The National Transportation Safety Board is investigating seven runway incursion events since January, including the San Diego incident. In March, the FAA said it was taking steps to improve its air traffic control operations after near-miss incidents, telling employees: “There is no question that we are seeing too many close calls.”

Biden’s prior nominee to head the FAA Phil Washington withdrew in March after critics said he lacked aviation experience.

The FAA is also facing a shortage of air traffic controllers and last month cited the issue in agreeing to extend temporary cuts to minimum flight requirements at some congested airports.

In January, a computer system outage of a pilot alerting database prompted the FAA to halt departing flights for about two hours, the first nationwide ground stop since the Sept. 11, 2001 attacks and disrupted more than 11,000 U.S. flights.

Whitaker has 30 years of aviation experience and previously worked as an attorney for TWA and for United Airlines, where he served as a senior vice president. He has a private pilot certificate and is on the board the Flight Safety Foundation.

The Air Line Pilots Association praised Whitaker’s nomination and said the FAA needed “permanent, stable leadership that is safety-focused.”

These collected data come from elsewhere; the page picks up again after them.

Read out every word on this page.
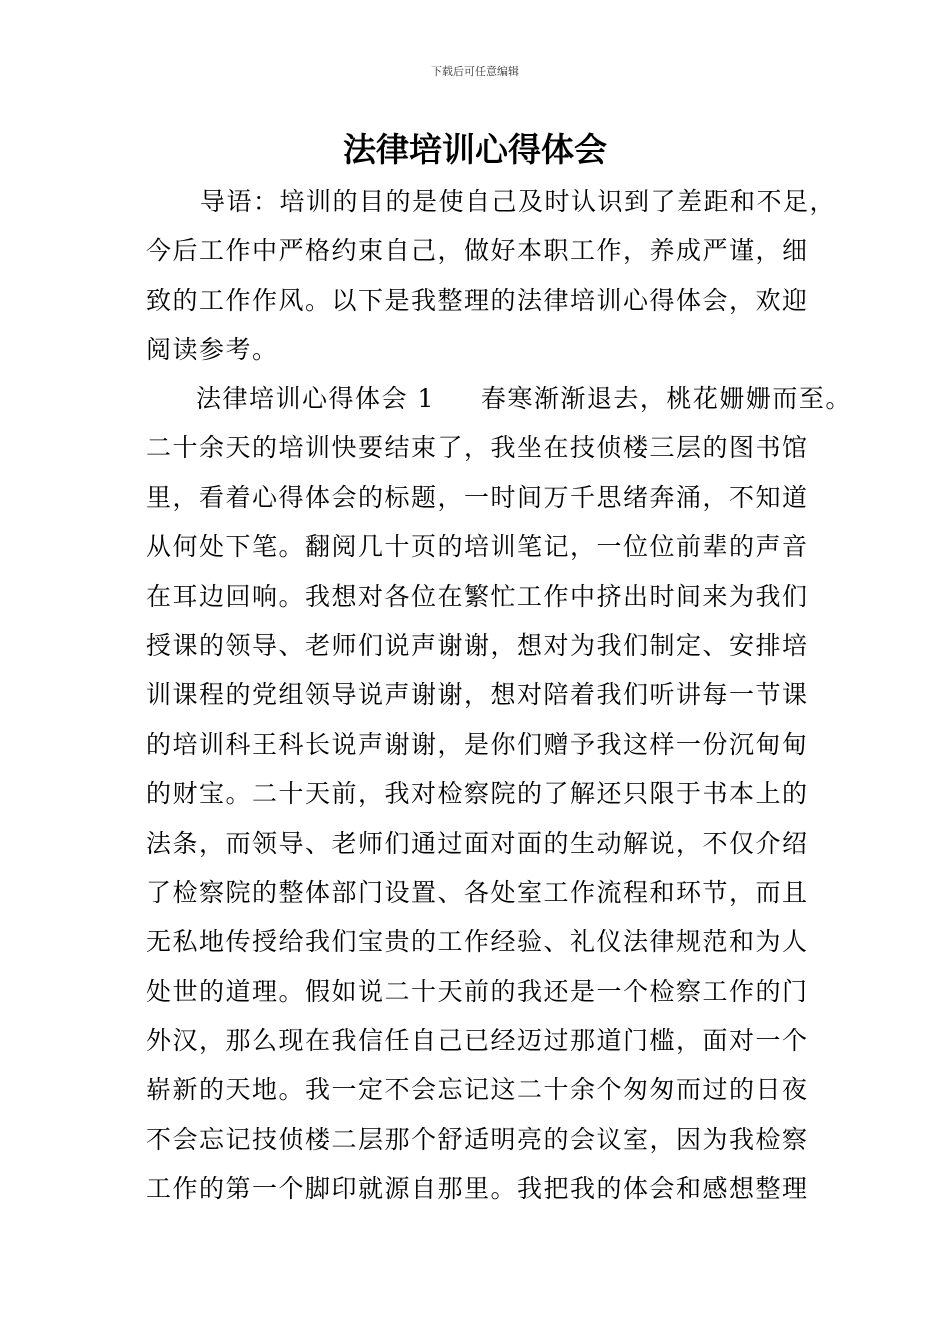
下载后可任意编辑
法律培训心得体会
导语：培训的目的是使自己及时认识到了差距和不足，
今后工作中严格约束自己，做好本职工作，养成严谨，细
致的工作作风。以下是我整理的法律培训心得体会，欢迎
阅读参考。
法律培训心得体会 1 春寒渐渐退去，桃花姗姗而至。
二十余天的培训快要结束了，我坐在技侦楼三层的图书馆
里，看着心得体会的标题，一时间万千思绪奔涌，不知道
从何处下笔。翻阅几十页的培训笔记，一位位前辈的声音
在耳边回响。我想对各位在繁忙工作中挤出时间来为我们
授课的领导、老师们说声谢谢，想对为我们制定、安排培
训课程的党组领导说声谢谢，想对陪着我们听讲每一节课
的培训科王科长说声谢谢，是你们赠予我这样一份沉甸甸
的财宝。二十天前，我对检察院的了解还只限于书本上的
法条，而领导、老师们通过面对面的生动解说，不仅介绍
了检察院的整体部门设置、各处室工作流程和环节，而且
无私地传授给我们宝贵的工作经验、礼仪法律规范和为人
处世的道理。假如说二十天前的我还是一个检察工作的门
外汉，那么现在我信任自己已经迈过那道门槛，面对一个
崭新的天地。我一定不会忘记这二十余个匆匆而过的日夜
不会忘记技侦楼二层那个舒适明亮的会议室，因为我检察
工作的第一个脚印就源自那里。我把我的体会和感想整理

Airlines for America, an industry trade group, applauded the nomination saying the “the U.S. aviation industry is currently facing critical challenges and significant opportunities in management of the National Airspace System.”

Congress is likely this month to pass a short-term extension of the FAA’s authority to operate beyond Sept. 30. A bill that would raise the mandatory commercial pilot retirement age to 67 from 65 and make other aviation reforms has stalled due to disagreements on whether to revise pilot training rules.